Живёшь себе живёшь, книжки читаешь, в школу ходишь, как-то складываешь в голове математику с природоведением и мир живой и реальный. Потихоньку. А потом бывает – раз, и в один день случается что-то, что устраивает настоящий кавардак в голове. И узнаёшь столько всего, что год думай – не передумаешь! И тогда ещё не понимаешь, что даже когда вырастешь и станешь совсем взрослой тётенькой, то будешь из всего лета помнить только эти дни.

Выбор.
Взрослым это понять очень трудно. Почему я ложкой в тарелке ковыряю, почему тяну-растягиваю завтрак. Ещё и покрикивают. А у меня со вчерашнего вечера, между прочим, решения нет!
И сейчас нет. Вздыхаю, подпираю кулаком щёку. В лес с родителями очень хочется, когда ещё у папы будет выходной? И вообще, в лесу целый мир, чай из термоса и бутерброды.
А во дворе – дети. Но ещё неделька – и разлетятся-разъедутся по бабушкам половина ребят, и тогда уже в казаков-разбойников двор на двор не поиграешь!
Решаю, что лес никуда не денется, ещё лето впереди и даже немножко осени потом.
И думаю, что самое трудное во взрослой жизни – это постоянно принимать решения. Когда ты маленькая – за тебя всё решают. Родители говорят: едем в лес! Или наоборот: оставайся-ка ты во дворе! И всё, никаких тебе раздумий и сомнений.

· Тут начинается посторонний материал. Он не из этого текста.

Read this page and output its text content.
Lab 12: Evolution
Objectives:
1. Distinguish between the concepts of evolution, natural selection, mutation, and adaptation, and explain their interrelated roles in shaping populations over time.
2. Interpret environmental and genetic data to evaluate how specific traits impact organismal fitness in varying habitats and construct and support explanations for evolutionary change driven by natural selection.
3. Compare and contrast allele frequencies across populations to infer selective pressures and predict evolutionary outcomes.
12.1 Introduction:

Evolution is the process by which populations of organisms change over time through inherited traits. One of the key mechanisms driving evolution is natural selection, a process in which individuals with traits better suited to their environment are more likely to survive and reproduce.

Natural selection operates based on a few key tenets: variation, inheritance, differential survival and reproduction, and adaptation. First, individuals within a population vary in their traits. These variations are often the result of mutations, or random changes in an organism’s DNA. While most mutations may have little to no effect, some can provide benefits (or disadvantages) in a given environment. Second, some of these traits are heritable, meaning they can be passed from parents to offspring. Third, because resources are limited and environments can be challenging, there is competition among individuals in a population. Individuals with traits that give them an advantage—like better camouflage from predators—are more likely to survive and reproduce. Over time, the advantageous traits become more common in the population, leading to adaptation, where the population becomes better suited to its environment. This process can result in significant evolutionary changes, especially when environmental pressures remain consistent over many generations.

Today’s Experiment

Про это всё я думаю, притопывая от нетерпения ногой. Завтрак я сама тянула, как могла, а вот теперь сколько драгоценного времени уходит впустую на все эти наставления? Если бы меня просто так, саму по себе оставляли, то наказ был бы коротким: за КПП не ходить и ключ от дома не потерять.
Но у сестры столько этих «нельзя», что до вечера не перечислить. И домой каждые пять минут не бегай, и толпу с воплями «мы попить» не приводи! И колени с локтями не разбивай, и вообще, во дворе играй!
– Ну какой во дворе?! – от возмущения у меня сейчас щёки лопнут, – какие, люди добрые, во дворе «казаки-разбойники»?! Здесь даже в прятки уже негде играть!
– В другое играйте! В «козла», в «резиночки»! И кстати, сразу все свои игрушки забирай! А то начнётся потом: одно, другое, «скинь в окно».
– Как?! Как я могу сейчас знать, что мне понадобится?! – я даже пальцем по лбу стучу, раз сестра такая непонятливая, – и куда я всё добро дену?!
Мяч, красный с синими полосками, брать или не брать? Резиночки ещё можно в карман ветровки пихнуть, лишь бы не потерять опять и ветровку, а скакалки? А мелки и биту? А если потеряю? А родители сказали, что эта бита – последняя. Для неё обувной крем из плоской жестяной баночки пришлось выскрести и переложить в другую банку.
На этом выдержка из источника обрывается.